COPD Patients with chronic hypercapnic respiratory failure; experience respiratory symptoms and physical incapacity that negatively influence health status, which itself is a predictor of frequent hospitalizations and higher mortality [11].
Hence, the principal purpose of the study is to assess the impact of AVAPS treatment in COPD patients with CHRF on health status; through a structured interview incorporates the Short Form 12 (SF-12) over a 6-month duration. The SF-12 has been exhibited to be a valid evaluation tool that enables to calculate the physical well-being and the mental-well being components of HRQOL.
The main findings in this study, treatment with AVAPS, led to significant 6- month improvements in several domains of HRQOL, with the most significant increase seen in the general health domain. The effect is stronger on the physical than the mental aspects of health status. Prior studies in COPD patients with stable hypercapnic respiratory failure have demonstrated that patients receiving home-based NiPPV reported more restful sleep when using AVAPS as compared with conventional NiPPV [12,13,14,15]. However, up to date, no study has consistently addressed the benefit of AVAPS on HRQOL.
Another important consideration in this study is adherence to therapy during the long-term use of AVAPS. In one study, Kelly et al. reported that AVAPS led to one additional hour per night of use compared with conventional PS [5]. Such improvements in adherence could have an impact on patient outcomes [16].

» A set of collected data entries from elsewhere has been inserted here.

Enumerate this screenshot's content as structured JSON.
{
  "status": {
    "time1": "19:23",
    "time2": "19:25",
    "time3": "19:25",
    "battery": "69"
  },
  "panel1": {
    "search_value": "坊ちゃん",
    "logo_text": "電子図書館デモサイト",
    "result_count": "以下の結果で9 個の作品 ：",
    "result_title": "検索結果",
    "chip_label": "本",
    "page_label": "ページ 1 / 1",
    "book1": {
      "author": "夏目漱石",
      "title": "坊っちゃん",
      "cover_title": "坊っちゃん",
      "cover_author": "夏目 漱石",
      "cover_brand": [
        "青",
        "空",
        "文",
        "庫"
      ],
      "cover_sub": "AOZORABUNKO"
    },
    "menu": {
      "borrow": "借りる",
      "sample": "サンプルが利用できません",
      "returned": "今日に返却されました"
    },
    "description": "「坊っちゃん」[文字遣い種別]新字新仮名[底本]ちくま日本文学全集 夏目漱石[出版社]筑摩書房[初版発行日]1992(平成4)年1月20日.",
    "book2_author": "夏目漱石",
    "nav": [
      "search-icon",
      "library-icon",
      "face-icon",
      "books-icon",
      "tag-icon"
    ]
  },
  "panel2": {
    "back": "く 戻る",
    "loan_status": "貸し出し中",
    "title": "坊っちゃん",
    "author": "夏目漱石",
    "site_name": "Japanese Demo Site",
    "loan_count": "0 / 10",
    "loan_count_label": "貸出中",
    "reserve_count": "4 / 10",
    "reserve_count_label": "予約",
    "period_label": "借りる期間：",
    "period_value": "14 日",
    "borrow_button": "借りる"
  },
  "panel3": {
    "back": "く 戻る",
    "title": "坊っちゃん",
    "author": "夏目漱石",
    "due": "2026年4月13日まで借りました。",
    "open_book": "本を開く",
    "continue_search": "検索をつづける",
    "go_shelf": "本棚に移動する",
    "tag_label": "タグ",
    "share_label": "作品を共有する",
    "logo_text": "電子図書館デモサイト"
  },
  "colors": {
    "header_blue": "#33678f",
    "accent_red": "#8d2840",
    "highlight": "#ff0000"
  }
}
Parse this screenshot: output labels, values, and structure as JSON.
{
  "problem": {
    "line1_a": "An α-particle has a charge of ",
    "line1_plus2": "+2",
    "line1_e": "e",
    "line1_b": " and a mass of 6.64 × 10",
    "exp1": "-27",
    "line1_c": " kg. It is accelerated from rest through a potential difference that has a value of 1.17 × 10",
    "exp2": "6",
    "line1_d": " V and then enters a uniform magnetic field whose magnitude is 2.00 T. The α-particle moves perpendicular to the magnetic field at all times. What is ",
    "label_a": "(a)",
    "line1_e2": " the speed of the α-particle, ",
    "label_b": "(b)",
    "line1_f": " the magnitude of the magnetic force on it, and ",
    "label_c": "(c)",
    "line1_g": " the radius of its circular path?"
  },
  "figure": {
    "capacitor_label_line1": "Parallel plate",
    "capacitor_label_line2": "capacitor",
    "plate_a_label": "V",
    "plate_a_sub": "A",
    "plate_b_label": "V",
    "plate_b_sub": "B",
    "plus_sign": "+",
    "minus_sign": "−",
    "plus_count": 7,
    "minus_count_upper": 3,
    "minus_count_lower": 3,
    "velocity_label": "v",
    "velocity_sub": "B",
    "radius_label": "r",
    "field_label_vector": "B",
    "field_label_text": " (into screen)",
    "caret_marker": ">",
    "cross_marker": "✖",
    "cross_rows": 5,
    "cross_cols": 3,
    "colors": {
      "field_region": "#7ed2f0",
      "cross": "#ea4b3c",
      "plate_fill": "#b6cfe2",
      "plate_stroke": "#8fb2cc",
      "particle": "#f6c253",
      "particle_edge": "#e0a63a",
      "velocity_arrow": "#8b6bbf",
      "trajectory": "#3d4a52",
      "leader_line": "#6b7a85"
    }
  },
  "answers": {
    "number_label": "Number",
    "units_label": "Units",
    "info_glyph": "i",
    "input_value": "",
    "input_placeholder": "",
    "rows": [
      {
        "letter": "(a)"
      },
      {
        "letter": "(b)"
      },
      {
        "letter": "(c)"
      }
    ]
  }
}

Concerning gasometric parameters, we compared ABG values (PaCO2, Pa O2, and HCO3) at baseline and after 6 months of AVAPS treatment. We observed overall ABG alterations in both groups but a significant reduction in PaCO2 after 6 months in the AVAPS treated group. Crisafulli et al. previously reported improved gas exchange in hypercapnic COPD patients who received AVAPS [6]. Moreover, a recent randomized trial [17] comparing patient satisfaction between (ST/BiPAP with AVAPS) and ST/BiPAP alone in 22 COPD patients; has shown that overall comfort and patient satisfaction was higher in the AVAPS group as an adjunct to standard BiPAP S/T therapy (1.64 ± 2.77 vs. 1.09 ± 3.02). Besides, they found a greater decrease in blood pressure, heart rate, and blood gases with S/T AVAPS group compared with the ST/BiPAP group. Therefore, COPD patients might benefit from the theoretical advantage of a guaranteed tidal volume during nocturnal ventilation.
In our study on COPD patients, it appears noteworthy that the frequency of exacerbation and hospitalization days was reduced in response to AVAPS treatment, although statistical significance was not reached. Thus, these results potentially suggesting a more favourable added benefit if used for a more extended period.
The strengths of this study include its randomized design and the use of the SF-12 questionnaires to assess health status. The SF-12 is one of the most frequently used and valid instrument to evaluate HRQOL.
However, limitations of the present study are; the number of patients was minimal, that the results cannot be generalized to COPD patients with exacerbation, as all included patients were initiated at least 4 weeks after an exacerbation. Therefore, we think that larger sample size and a longer follow up period should be done to test our hypothesis.